Bognatz moved for summary judgment on April 20, 2009, and the PennDOT De *531 fendants moved for summary judgment on April 27, 2009.

The District Court granted both motions for summary judgment. It held that (1) Burne’s expression of willingness to give a statement about the Siderowicz-Fife altercation was not protected speech related to a public concern; (2) even if such speech were protected, it did not play a substantial role in Burne’s termination; and (3) Burne would have been terminated in any event. The District Court also determined that stopping Burne for what Bognatz perceived as Burne running a red light was objectively reasonable, and that Burne could not satisfy several elements of a malicious prosecution claim. Finally, the District Court concluded that in the absence of First Amendment or Fourth Amendment violations, Burne could not establish a claim of conspiracy under § 1983. 1

II.

A.

The District Court had jurisdiction pursuant to 28 U.S.C. §§ 1331, 1343, & 1367. We have jurisdiction pursuant to 28 U.S.C. § 1291.

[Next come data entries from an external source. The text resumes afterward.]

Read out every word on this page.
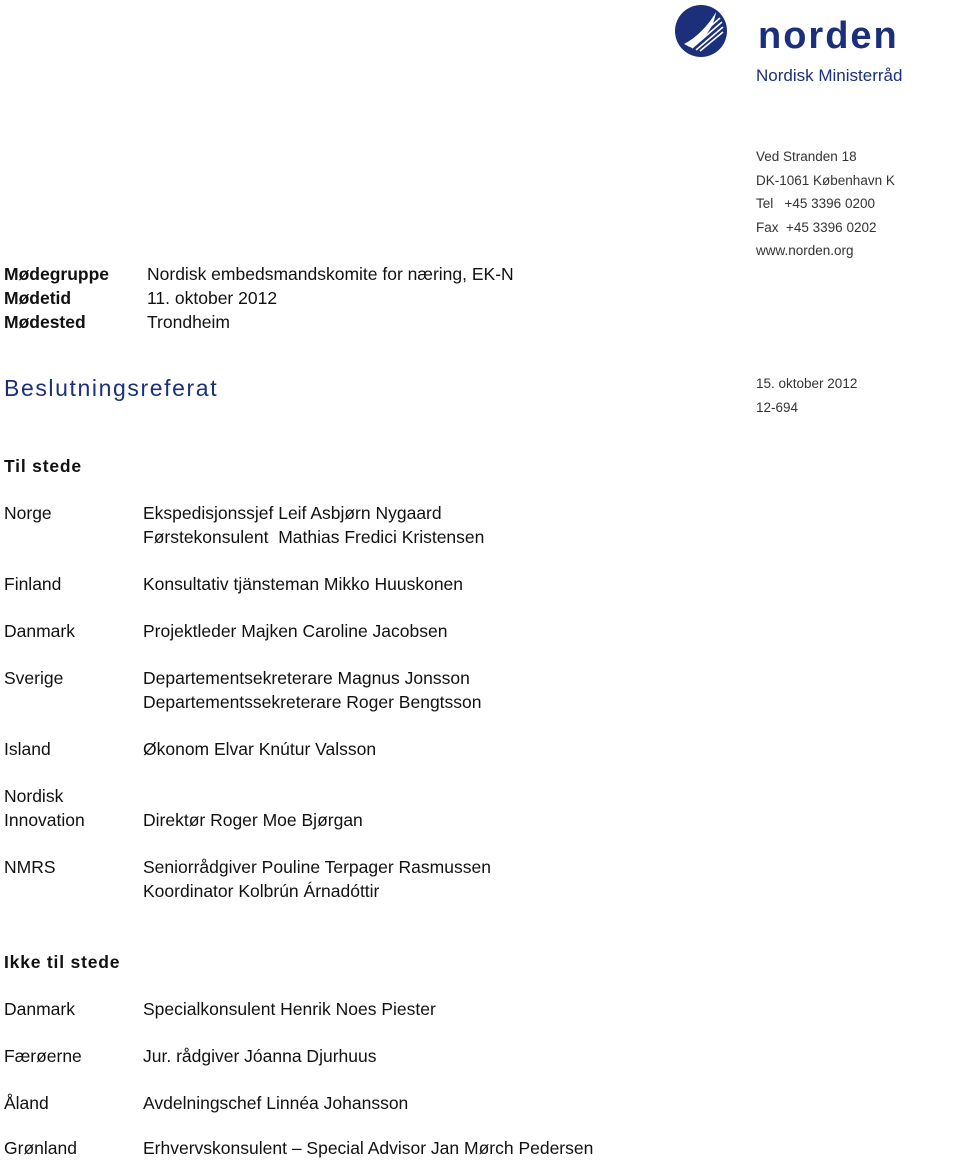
norden
Nordisk Ministerråd
Ved Stranden 18
DK-1061 København K
Tel   +45 3396 0200
Fax  +45 3396 0202
www.norden.org
Mødegruppe Nordisk embedsmandskomite for næring, EK-N
Mødetid	11. oktober 2012
Mødested	Trondheim
Beslutningsreferat	15. oktober 2012
12-694
Til stede
Norge	Ekspedisjonssjef Leif Asbjørn Nygaard
Førstekonsulent  Mathias Fredici Kristensen
Finland	Konsultativ tjänsteman Mikko Huuskonen
Danmark	Projektleder Majken Caroline Jacobsen
Sverige	Departementsekreterare Magnus Jonsson
Departementssekreterare Roger Bengtsson
Island	Økonom Elvar Knútur Valsson
Nordisk
Innovation	Direktør Roger Moe Bjørgan
NMRS	Seniorrådgiver Pouline Terpager Rasmussen
Koordinator Kolbrún Árnadóttir
Ikke til stede
Danmark	Specialkonsulent Henrik Noes Piester
Færøerne	Jur. rådgiver Jóanna Djurhuus
Åland	Avdelningschef Linnéa Johansson
Grønland	Erhvervskonsulent – Special Advisor Jan Mørch Pedersen
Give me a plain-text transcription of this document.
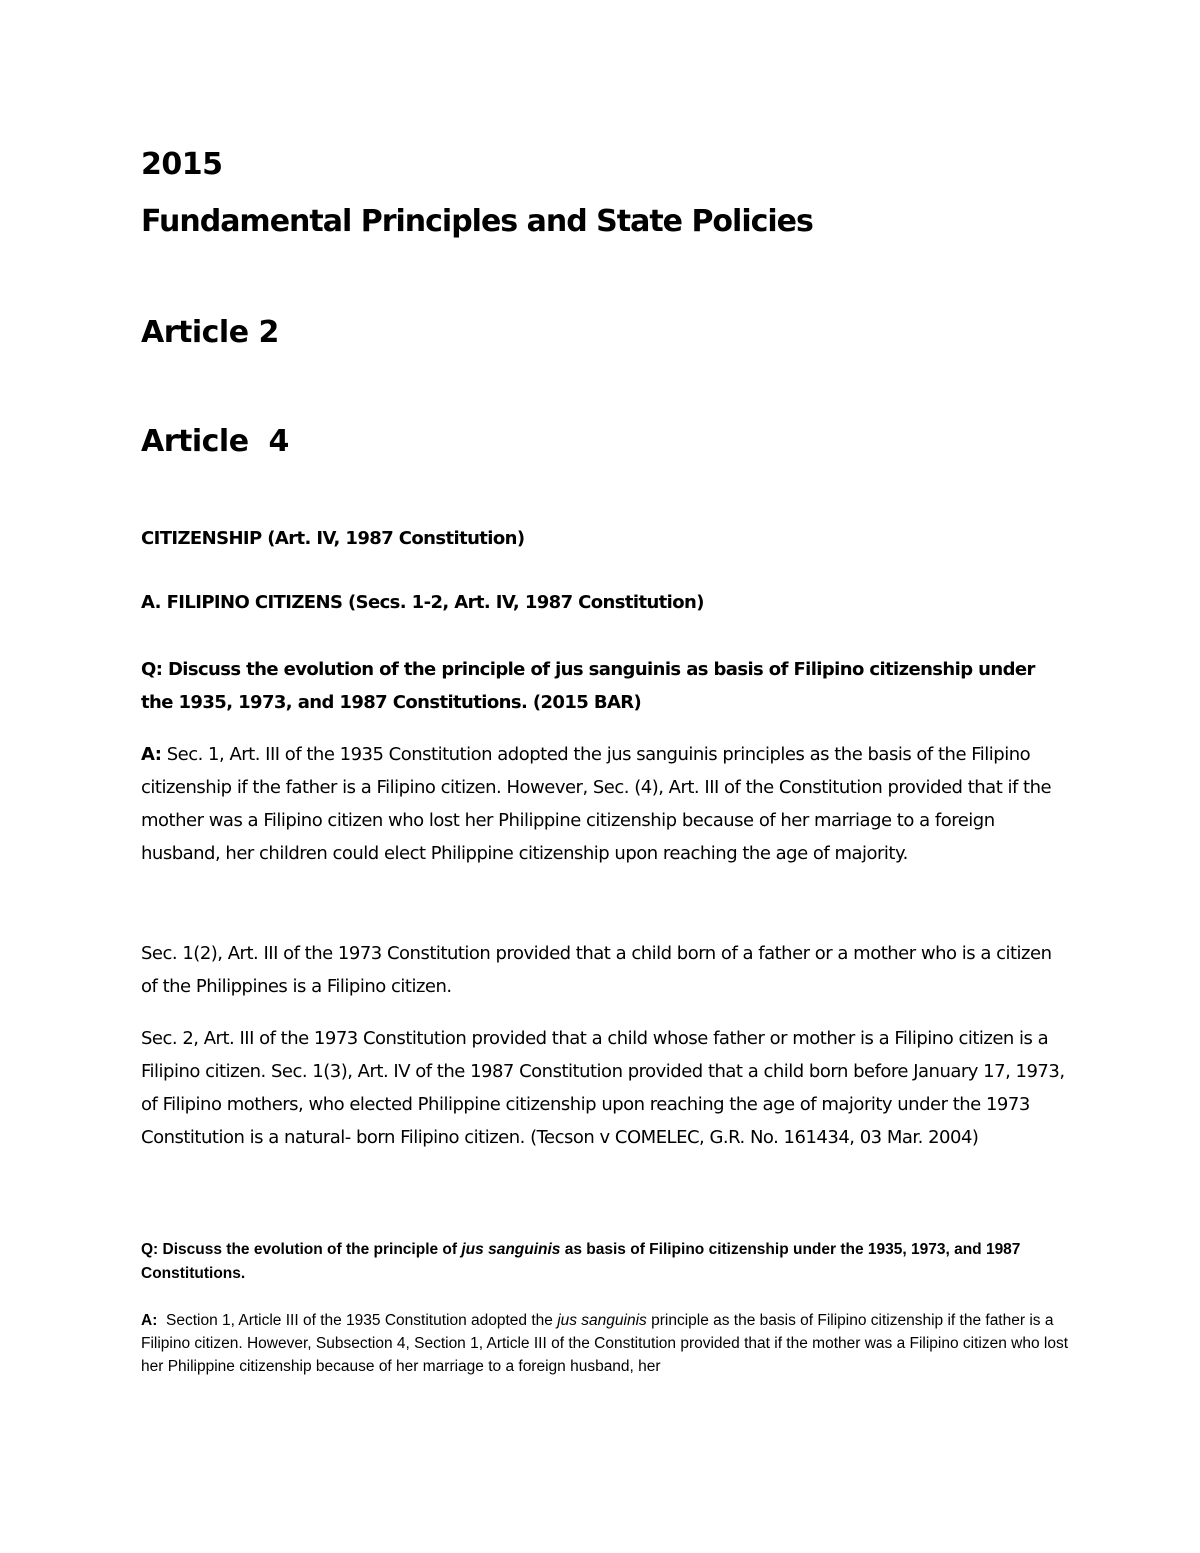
2015
Fundamental Principles and State Policies
Article 2
Article  4
CITIZENSHIP (Art. IV, 1987 Constitution)
A. FILIPINO CITIZENS (Secs. 1-2, Art. IV, 1987 Constitution)

Q: Discuss the evolution of the principle of jus sanguinis as basis of Filipino citizenship under the 1935, 1973, and 1987 Constitutions. (2015 BAR)

A: Sec. 1, Art. III of the 1935 Constitution adopted the jus sanguinis principles as the basis of the Filipino citizenship if the father is a Filipino citizen. However, Sec. (4), Art. III of the Constitution provided that if the mother was a Filipino citizen who lost her Philippine citizenship because of her marriage to a foreign husband, her children could elect Philippine citizenship upon reaching the age of majority.

Sec. 1(2), Art. III of the 1973 Constitution provided that a child born of a father or a mother who is a citizen of the Philippines is a Filipino citizen.

Sec. 2, Art. III of the 1973 Constitution provided that a child whose father or mother is a Filipino citizen is a Filipino citizen. Sec. 1(3), Art. IV of the 1987 Constitution provided that a child born before January 17, 1973, of Filipino mothers, who elected Philippine citizenship upon reaching the age of majority under the 1973 Constitution is a natural- born Filipino citizen. (Tecson v COMELEC, G.R. No. 161434, 03 Mar. 2004)

Q: Discuss the evolution of the principle of jus sanguinis as basis of Filipino citizenship under the 1935, 1973, and 1987 Constitutions.

A: Section 1, Article III of the 1935 Constitution adopted the jus sanguinis principle as the basis of Filipino citizenship if the father is a Filipino citizen. However, Subsection 4, Section 1, Article III of the Constitution provided that if the mother was a Filipino citizen who lost her Philippine citizenship because of her marriage to a foreign husband, her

We exercise plenary review over the District Court’s grant of summary judgment, viewing “the underlying facts and all reasonable inferences therefrom in the light most favorable to the party opposing the motion.” McGreevy v. Stroup, 413 F.3d 359, 363 (3d Cir.2005) (citation omitted). “Under Federal Rule of Civil Procedure 56, summary judgment is proper if the movant shows that there is no material dispute as to any material fact and the movant is entitled to judgment as a matter

of law.’ ” Lamont v. New Jersey, 637 F.3d 177, 181 (3d Cir.2011).

B.

To establish a First Amendment retaliation claim, a public employee must show that (1) “the activity in question is protected by the First Amendment” and (2) “the protected activity was a substantial factor in the alleged retaliatory action.” Hill v. Borough of Kutztown, 455 F.3d 225, 241 (3d Cir.2006) (citation omitted). The employer can rebut those showings by demonstrating that it “would have taken the adverse action in the absence of [the employee’s] protected conduct.” Id. at 241 n. 23 (citation omitted).

The threshold issue — whether the speech concerned is protected under the First Amendment — “is solely a question of law.” Miller v. Clinton Cnty., 544 F.3d 542, 548 (3d Cir.2008). Speech is protected if (1) “the employee spoke as a citizen on a matter of public concern” and (2) the government employer had no “adequate justification for treating the employee differently from any other member of the general public” as a result of the statement. Garcetti v. Ceballos, 547 U.S. 410, 418, 126 S.Ct. 1951, 164 L.Ed.2d 689 (2006) (citations omitted).